Erlebe Drayton Hall in Charleston mit einem lokalen Guide, der echte Geschichten erzählt – mal lustig, mal nachdenklich – bevor du die Museumsgalerien erkundest und unter Eichen am Fluss spazieren gehst. Der afroamerikanische Friedhof lädt zu stiller Reflexion ein. Dein Ticket deckt alles ab, so kannst du die Geschichte in deinem Tempo auf dich wirken lassen.
Das Erste, was mir bei Drayton Hall auffiel, war die Ruhe – nur das leise Knirschen von Kies unter unseren Schuhen, als wir zum alten Portikus gingen. Die Luft hatte diese typische Lowcountry-Wärme, etwas schwer, aber angenehm, mit einem Hauch von Fluss-Schlamm und Magnolien in der Nase. Unser Guide Marcus winkte uns mit einem entspannten Lächeln heran und legte sofort los – nicht nur mit Daten und Fakten, sondern mit Geschichten über die Familien, die hier lebten (und jene, die dazu gezwungen wurden). Er zeigte uns Handabdrücke im alten Mauerwerk. Ich strich mit den Fingern über die Wand – kühl, rau, als wäre die Zeit ins Stein gepresst.
Ich hätte nicht gedacht, dass ich in diesen leeren Räumen so viel spüren würde. In Drayton Hall gibt es keine Möbel, was es irgendwie leichter macht, sich all die Leben vorzustellen, die hier vorbeigegangen sind. Marcus blieb an einem Fenster stehen, wo Sonnenlicht perfekte Rechtecke auf den Boden malte. „Viele fragen, ob es hier spukt“, sagte er halb lachend. „Vielleicht tut es das.“ Draußen hörte man schon die Zikaden, obwohl es noch früh am Morgen war. Nach der etwa einstündigen Hausführung streiften wir auf eigene Faust über das Gelände – Eichen, behangen mit Spanischem Moos, und eine Brise vom Ashley River, die für einen Moment sogar kühl wirkte.
Der afroamerikanische Friedhof hielt mich länger auf als erwartet; kein großes Denkmal, nichts Auffälliges, nur schlichte Steine und Stille. Ich dachte an all die Namen, die wir nie erfahren werden. Später schauten wir in eine der Galerien – alte Karten, Familienbriefe hinter Glas – und versuchten uns vorzustellen, wie es hier aussah, als statt Autos noch Kutschen auf den Hof rollten. Übrigens gibt es kostenlosen Parkplatz, was super ist, weil man sich nicht hetzen muss, um eine Parkuhr zu bedienen.

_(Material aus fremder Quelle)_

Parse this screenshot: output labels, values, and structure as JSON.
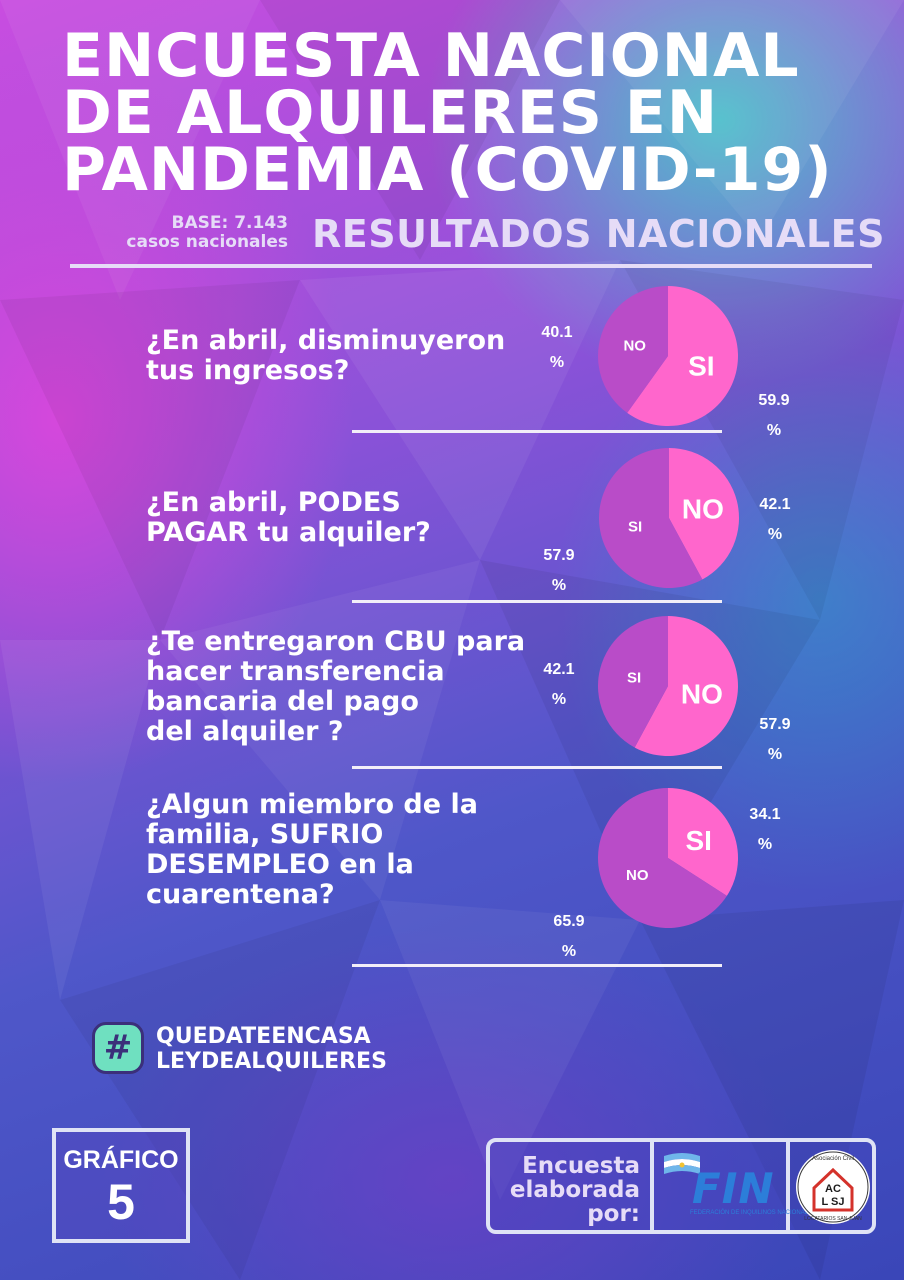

Das Ticket beinhaltet den Eintritt ins Haus Drayton Hall mit geführter Tour, Zugang zu zwei Museumsgalerien, selbstgeführte Erkundung des Geländes und den Besuch des afroamerikanischen Friedhofs aus dem 18. Jahrhundert.
Die Führung mit Dolmetscher dauert etwa eine Stunde.
Ja, vor Ort stehen ausreichend kostenlose Parkplätze zur Verfügung.
Nein, aufgrund von Treppen sind persönliche Rollstühle und Scooter im Haus nicht erlaubt; die Ausstellungen und Wege im Freien sind jedoch barrierefrei zugänglich.
Ja, die Fahrt vom Stadtzentrum Charleston zum historischen Ashley River District mit Drayton Hall ist unkompliziert.
Nein, das Ticket umfasst nur den Eintritt, keine Mahlzeiten.
Ja, Babys und kleine Kinder sind willkommen und können draußen im Kinderwagen mitgenommen werden (innen bei der Hausführung sind Kinderwagen nicht erlaubt).
Die Dolmetscher-geführte Hausführung beginnt täglich um 9 Uhr; die Tore öffnen um 8:45 Uhr.
Dein Tag beinhaltet den All-Inclusive-Eintritt zu Drayton Hall sowie den Almeida- und Gates-Galerien für mehr Hintergrundwissen; außerdem kannst du das historische Gelände in deinem Tempo erkunden – inklusive Zeit am afroamerikanischen Friedhof aus dem 18. Jahrhundert. Kostenlose Parkplätze erleichtern die Anreise, bevor deine geführte Hausführung startet.